Haruki akhirnya menerima kenyataan bahwa dirinya
memang tidak biasa.
Takura Mao.
Seorang aktris papan atas terkenal yang dikaruniai
kecantikan memukau serta kemampuan akting luar biasa, dan terus aktif di garis
depan dunia hiburan selama lebih dari 20 tahun.
Dia adalah aktris kenamaan yang tidak ada seorang pun
di dunia ini tidak mengenalnya.
Tidak ada hari tanpa melihatnya di sudut jalan,
internet, atau televisi, dan rumor skandal asmaranya yang beredar sudah tak
terhitung lagi, selalu menjadi pusat perhatian.
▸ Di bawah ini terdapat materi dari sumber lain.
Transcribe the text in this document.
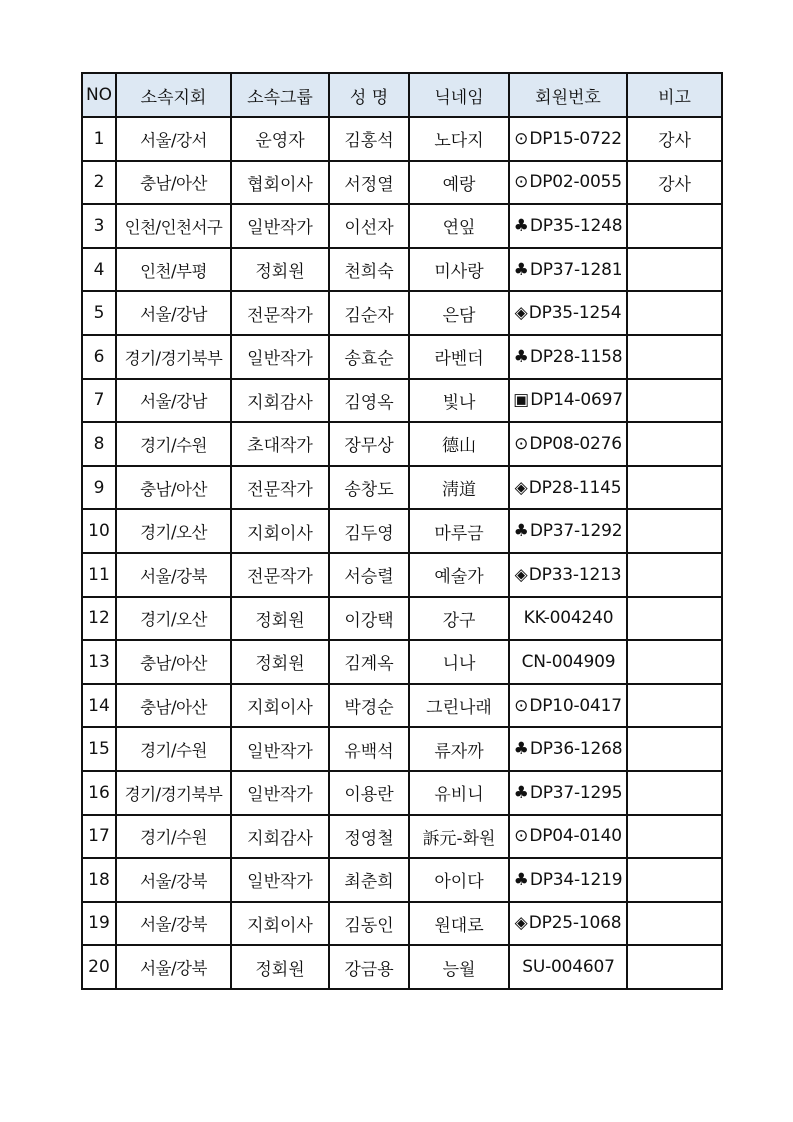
NO	소속지회	소속그룹	성 명	닉네임	회원번호	비고
1	서울/강서	운영자	김홍석	노다지	⊙DP15-0722	강사
2	충남/아산	협회이사	서정열	예랑	⊙DP02-0055	강사
3	인천/인천서구	일반작가	이선자	연잎	♣DP35-1248	
4	인천/부평	정회원	천희숙	미사랑	♣DP37-1281	
5	서울/강남	전문작가	김순자	은담	◈DP35-1254	
6	경기/경기북부	일반작가	송효순	라벤더	♣DP28-1158	
7	서울/강남	지회감사	김영옥	빛나	▣DP14-0697	
8	경기/수원	초대작가	장무상	德山	⊙DP08-0276	
9	충남/아산	전문작가	송창도	淸道	◈DP28-1145	
10	경기/오산	지회이사	김두영	마루금	♣DP37-1292	
11	서울/강북	전문작가	서승렬	예술가	◈DP33-1213	
12	경기/오산	정회원	이강택	강구	KK-004240	
13	충남/아산	정회원	김계옥	니나	CN-004909	
14	충남/아산	지회이사	박경순	그린나래	⊙DP10-0417	
15	경기/수원	일반작가	유백석	류자까	♣DP36-1268	
16	경기/경기북부	일반작가	이용란	유비니	♣DP37-1295	
17	경기/수원	지회감사	정영철	訴元-화원	⊙DP04-0140	
18	서울/강북	일반작가	최춘희	아이다	♣DP34-1219	
19	서울/강북	지회이사	김동인	원대로	◈DP25-1068	
20	서울/강북	정회원	강금용	능월	SU-004607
Meskipun beberapa kali diterpa skandal
perselingkuhan, kasus kekerasan, dan masalah keuangan, dia memiliki ketangguhan
untuk menepis semua itu dan mempertahankan popularitasnya.
Di balik eksistensinya yang menonjol sebagai aktris
dan model, kehidupan pribadinya hampir tidak pernah terekspos, yang justru
semakin memperkuat pesona misteriusnya.
Kecantikan yang penuh misteri, aktris berbakat.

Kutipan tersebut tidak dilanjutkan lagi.